Maelstrom incluye, dispersas dentro del texto, una serie de observaciones interesantes sobre la infancia. Como aquella acerca de por qué los chicos siempre dibujan al sol con cara, que cien páginas después se amplía en la explicación del origen de la firma en los chicos más grandes, que parecen sólo ser posibles en un escritor que, como Sagasti, además es docente. “La docencia me permite ese estado de deriva del que hablo. Claro que los alumnos lo dicen de otra manera: el profe de nuevo se fue por las ramas”, reconoce con humor. “Creo que el punto de contacto entre la docencia y la escritura estaría dado por la idea de vacío. Uno comienza una clase sabiendo de qué va a hablar pero nunca qué va a decir. Como un pianista de jazz. Entonces en el discurso (que vendría a ser como un solo), en el diálogo con los alumnos (los solos de los alumnos), se produce ese vacío donde circulan las ideas como si tuvieran vida propia. Este procedimiento no genera ninguna garantía de calidad. Cuando escribo sucede algo semejante. A medida que vas escribiendo, que no vas pensando, que te vas vaciando, las ideas vienen solas. Digamos que los aspectos creativos se manifiestan cuando dejamos de hablarnos de una buena vez. Por supuesto que la razón despliega su señorío a la hora de corregir, o de concluir la clase, si es que el timbre no nos encontró en medio de la selva.”

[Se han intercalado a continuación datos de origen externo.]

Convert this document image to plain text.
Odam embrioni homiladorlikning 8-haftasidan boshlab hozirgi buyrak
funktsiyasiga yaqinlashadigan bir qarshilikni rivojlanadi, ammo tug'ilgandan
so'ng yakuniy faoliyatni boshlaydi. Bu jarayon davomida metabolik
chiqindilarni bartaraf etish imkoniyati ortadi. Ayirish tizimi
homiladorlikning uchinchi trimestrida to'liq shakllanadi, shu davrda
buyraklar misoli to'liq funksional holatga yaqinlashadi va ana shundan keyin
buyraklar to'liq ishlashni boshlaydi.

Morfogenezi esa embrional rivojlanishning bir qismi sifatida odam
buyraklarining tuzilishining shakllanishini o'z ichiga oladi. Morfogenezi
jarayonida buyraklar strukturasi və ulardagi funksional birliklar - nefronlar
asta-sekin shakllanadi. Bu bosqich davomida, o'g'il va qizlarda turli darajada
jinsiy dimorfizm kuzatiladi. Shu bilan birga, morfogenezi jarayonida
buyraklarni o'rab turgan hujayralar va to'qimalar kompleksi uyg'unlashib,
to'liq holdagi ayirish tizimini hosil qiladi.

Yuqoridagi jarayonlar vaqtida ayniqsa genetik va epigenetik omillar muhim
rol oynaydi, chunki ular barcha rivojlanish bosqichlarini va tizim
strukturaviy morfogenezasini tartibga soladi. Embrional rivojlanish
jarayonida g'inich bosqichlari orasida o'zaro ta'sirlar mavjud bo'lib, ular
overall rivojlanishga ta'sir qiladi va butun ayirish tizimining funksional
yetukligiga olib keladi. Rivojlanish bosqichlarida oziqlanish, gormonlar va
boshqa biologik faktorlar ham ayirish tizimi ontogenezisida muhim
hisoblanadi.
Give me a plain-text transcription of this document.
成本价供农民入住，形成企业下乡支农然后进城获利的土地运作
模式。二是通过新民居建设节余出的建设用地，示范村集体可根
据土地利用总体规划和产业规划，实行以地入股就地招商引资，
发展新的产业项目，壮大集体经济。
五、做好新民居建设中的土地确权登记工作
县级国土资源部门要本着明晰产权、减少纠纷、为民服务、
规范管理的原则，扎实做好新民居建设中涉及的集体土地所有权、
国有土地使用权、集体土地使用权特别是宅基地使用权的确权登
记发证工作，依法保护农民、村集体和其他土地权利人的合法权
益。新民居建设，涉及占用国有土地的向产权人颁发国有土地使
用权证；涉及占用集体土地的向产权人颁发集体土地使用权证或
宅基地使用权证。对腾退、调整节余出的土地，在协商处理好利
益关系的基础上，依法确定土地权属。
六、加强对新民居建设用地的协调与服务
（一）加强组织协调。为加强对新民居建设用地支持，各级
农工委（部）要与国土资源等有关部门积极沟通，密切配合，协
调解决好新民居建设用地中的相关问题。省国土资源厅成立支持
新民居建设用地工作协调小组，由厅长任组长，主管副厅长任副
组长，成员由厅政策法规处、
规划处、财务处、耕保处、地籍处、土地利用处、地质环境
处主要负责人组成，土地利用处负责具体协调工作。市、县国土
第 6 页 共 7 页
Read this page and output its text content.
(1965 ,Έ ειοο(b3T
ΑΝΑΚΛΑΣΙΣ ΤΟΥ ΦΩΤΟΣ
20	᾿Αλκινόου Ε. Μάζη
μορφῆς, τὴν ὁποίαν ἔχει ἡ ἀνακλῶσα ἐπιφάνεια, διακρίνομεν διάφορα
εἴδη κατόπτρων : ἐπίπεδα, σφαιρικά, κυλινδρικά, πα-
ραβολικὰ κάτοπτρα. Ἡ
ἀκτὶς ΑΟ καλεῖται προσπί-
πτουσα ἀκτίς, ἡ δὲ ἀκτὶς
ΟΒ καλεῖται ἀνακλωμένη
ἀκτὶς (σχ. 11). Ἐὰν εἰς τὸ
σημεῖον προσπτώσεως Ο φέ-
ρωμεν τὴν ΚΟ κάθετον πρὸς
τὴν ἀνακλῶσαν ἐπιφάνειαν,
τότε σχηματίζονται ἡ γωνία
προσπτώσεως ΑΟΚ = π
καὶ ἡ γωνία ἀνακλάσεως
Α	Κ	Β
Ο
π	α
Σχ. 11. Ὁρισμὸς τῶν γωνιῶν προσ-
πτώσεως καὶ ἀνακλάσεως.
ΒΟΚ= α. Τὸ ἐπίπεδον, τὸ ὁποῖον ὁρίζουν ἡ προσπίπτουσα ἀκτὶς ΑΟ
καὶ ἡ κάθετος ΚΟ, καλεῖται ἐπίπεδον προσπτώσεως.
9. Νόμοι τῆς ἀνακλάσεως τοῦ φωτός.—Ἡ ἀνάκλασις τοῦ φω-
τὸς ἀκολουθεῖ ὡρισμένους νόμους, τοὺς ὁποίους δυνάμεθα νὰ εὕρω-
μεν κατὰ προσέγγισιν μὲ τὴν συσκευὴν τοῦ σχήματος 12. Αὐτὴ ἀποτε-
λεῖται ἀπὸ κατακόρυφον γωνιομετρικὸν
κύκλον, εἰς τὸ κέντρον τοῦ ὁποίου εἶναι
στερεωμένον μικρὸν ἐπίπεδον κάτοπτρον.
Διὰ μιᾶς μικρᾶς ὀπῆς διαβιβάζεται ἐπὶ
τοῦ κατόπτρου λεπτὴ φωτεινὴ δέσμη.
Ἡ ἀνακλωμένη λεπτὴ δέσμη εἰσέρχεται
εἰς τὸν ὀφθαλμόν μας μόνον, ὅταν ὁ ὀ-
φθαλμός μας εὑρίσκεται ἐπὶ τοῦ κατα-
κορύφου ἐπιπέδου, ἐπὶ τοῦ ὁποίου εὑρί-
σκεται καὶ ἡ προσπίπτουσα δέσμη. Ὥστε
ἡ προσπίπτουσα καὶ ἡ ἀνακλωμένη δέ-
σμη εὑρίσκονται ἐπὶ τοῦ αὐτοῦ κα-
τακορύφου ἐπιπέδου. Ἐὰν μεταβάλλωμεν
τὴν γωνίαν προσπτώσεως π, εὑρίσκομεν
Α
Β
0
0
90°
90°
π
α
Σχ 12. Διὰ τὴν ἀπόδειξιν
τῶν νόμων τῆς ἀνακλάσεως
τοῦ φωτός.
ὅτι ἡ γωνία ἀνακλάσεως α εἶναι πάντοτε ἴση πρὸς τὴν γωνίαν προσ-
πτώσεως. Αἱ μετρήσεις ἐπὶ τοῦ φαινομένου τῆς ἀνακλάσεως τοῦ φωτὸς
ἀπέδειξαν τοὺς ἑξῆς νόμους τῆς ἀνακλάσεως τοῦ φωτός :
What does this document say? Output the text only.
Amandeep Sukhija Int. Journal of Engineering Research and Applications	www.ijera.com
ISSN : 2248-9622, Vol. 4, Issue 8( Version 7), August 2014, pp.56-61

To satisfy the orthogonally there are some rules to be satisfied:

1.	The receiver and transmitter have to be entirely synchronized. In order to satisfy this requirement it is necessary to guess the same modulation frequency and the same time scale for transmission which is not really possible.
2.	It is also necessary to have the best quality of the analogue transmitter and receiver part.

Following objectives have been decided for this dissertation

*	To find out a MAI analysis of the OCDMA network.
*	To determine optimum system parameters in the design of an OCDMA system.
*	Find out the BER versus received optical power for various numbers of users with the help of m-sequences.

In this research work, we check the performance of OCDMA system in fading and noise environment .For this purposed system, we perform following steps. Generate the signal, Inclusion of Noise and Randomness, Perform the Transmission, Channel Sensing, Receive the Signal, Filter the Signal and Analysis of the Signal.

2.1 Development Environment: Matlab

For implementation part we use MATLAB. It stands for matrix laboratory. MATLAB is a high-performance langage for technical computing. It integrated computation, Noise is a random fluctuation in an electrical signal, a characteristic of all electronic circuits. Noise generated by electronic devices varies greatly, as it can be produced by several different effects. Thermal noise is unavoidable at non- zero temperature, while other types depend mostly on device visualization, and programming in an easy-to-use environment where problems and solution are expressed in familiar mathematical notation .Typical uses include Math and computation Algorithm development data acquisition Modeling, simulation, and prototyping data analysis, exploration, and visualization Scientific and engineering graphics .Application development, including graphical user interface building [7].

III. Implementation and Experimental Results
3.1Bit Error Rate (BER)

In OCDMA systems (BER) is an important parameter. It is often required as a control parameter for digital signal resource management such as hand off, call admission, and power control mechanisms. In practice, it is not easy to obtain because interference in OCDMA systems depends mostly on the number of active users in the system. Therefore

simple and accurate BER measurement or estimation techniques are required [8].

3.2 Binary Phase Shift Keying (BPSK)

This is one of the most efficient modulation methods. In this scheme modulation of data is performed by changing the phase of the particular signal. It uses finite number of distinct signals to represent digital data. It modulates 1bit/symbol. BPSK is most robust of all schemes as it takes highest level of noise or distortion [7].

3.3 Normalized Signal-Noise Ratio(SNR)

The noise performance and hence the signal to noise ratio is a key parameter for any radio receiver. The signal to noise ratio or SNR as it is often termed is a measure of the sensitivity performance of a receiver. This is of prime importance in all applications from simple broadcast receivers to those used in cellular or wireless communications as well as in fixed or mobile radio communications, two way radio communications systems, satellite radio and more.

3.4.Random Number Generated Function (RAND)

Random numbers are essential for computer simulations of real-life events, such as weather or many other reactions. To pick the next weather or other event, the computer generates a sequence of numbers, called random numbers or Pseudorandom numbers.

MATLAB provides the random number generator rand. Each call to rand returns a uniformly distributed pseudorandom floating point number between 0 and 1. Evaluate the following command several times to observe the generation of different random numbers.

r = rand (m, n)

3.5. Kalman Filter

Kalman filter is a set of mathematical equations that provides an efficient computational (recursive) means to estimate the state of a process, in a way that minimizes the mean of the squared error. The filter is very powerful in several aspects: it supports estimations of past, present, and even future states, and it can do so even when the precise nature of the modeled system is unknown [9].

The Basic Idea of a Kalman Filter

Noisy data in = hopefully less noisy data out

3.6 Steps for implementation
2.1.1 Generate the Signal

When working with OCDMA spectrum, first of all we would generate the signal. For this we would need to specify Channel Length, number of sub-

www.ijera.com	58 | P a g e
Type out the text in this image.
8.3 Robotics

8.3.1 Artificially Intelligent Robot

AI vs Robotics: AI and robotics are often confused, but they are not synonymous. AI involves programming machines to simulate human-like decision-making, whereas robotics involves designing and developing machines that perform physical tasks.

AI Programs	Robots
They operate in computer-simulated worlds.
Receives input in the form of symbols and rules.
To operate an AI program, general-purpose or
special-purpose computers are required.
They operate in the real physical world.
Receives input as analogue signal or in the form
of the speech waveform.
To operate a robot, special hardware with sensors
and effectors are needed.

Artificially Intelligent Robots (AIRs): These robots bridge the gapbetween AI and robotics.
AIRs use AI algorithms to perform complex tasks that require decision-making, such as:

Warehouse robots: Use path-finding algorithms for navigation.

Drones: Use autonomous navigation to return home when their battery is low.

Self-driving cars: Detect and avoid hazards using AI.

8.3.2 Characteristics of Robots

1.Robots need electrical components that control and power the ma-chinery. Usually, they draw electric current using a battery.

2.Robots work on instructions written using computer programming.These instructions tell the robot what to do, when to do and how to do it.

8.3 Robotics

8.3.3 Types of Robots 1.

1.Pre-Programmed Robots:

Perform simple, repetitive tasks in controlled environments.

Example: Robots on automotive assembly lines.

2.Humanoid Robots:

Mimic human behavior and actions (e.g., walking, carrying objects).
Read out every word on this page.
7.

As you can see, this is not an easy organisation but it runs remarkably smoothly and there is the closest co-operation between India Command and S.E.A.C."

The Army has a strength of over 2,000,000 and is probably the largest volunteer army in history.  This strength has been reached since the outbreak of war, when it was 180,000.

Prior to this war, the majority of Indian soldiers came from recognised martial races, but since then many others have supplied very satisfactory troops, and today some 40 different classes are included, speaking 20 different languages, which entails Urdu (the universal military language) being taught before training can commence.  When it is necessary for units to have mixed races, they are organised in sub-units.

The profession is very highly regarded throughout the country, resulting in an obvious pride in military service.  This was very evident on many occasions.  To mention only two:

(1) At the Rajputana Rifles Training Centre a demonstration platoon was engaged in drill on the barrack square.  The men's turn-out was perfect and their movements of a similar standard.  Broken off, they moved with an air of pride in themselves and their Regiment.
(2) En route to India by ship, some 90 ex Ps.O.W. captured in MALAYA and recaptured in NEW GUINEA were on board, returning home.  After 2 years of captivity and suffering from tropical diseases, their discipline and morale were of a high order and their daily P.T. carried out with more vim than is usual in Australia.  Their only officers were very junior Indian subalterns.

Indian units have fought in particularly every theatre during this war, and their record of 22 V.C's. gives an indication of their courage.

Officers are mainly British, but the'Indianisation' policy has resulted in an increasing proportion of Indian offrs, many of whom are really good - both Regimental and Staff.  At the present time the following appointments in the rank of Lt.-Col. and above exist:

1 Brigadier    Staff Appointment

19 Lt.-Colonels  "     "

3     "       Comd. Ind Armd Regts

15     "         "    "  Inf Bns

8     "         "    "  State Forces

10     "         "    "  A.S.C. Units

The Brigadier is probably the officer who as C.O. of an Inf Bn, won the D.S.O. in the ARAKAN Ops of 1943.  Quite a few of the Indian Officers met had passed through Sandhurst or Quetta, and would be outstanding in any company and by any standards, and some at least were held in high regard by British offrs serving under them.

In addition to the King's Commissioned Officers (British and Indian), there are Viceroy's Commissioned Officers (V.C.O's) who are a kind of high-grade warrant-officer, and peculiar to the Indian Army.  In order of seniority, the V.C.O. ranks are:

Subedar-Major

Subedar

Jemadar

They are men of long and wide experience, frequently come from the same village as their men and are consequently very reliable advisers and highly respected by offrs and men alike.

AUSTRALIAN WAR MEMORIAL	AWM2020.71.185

Igual que un cuerpo celeste, Maelstrom avanza realizando sus movimientos de traslación (permite ir avanzando sobre la historia central) y de rotación (que va aportando esas nuevas microhistorias que modifican la forma de la historia principal). Como si se tratara de un acto de magia, ese devenir en constante mutación puede intuirse como camuflaje de un secreto más allá del texto. Un placebo literario que consigue mantener el velo que disimula lo que corre por debajo. Sagasti deja una pista al respecto cuando, tras contar la historia de cómo y cuándo Van Gogh pintó su cuadro “La noche estrellada”, hace que el narrador termine afirmando que lo verdaderamente importante de esa noche es saber cuánto pesaba el pintor en ese momento. ¿Cuál será, entonces, ese “Peso de Van Gogh” que se esconde detrás de Maelstrom? “Creo que, al menos para cierta clase de relatos, lo más importante no debe narrarse. Hablar del barco pero nunca del mar que hay debajo. Detenerse en las fisuras de la nave, en aquello que terminará por hundirlo, pero del agua lo mejor es no decir palabra. En el caso de Maelstrom, si bien creo que hay una suerte de explicación razonable y verosímil al tema de las placas, debajo de ella subyace algo irracional o monstruoso. Digamos, eso mismo que nos impulsa a detenernos en los acoples de Gran Hermano o una letra de Arjona. No quiero hablar de la trama y tampoco quiero reducir el texto a una metáfora, pero alguien debe tejer el pullover con que creemos abrigarnos. Allí se encuentra el Aleph y también María Kodama.”
Artículo publicado originalmente en la sección Cultura de Tiempo.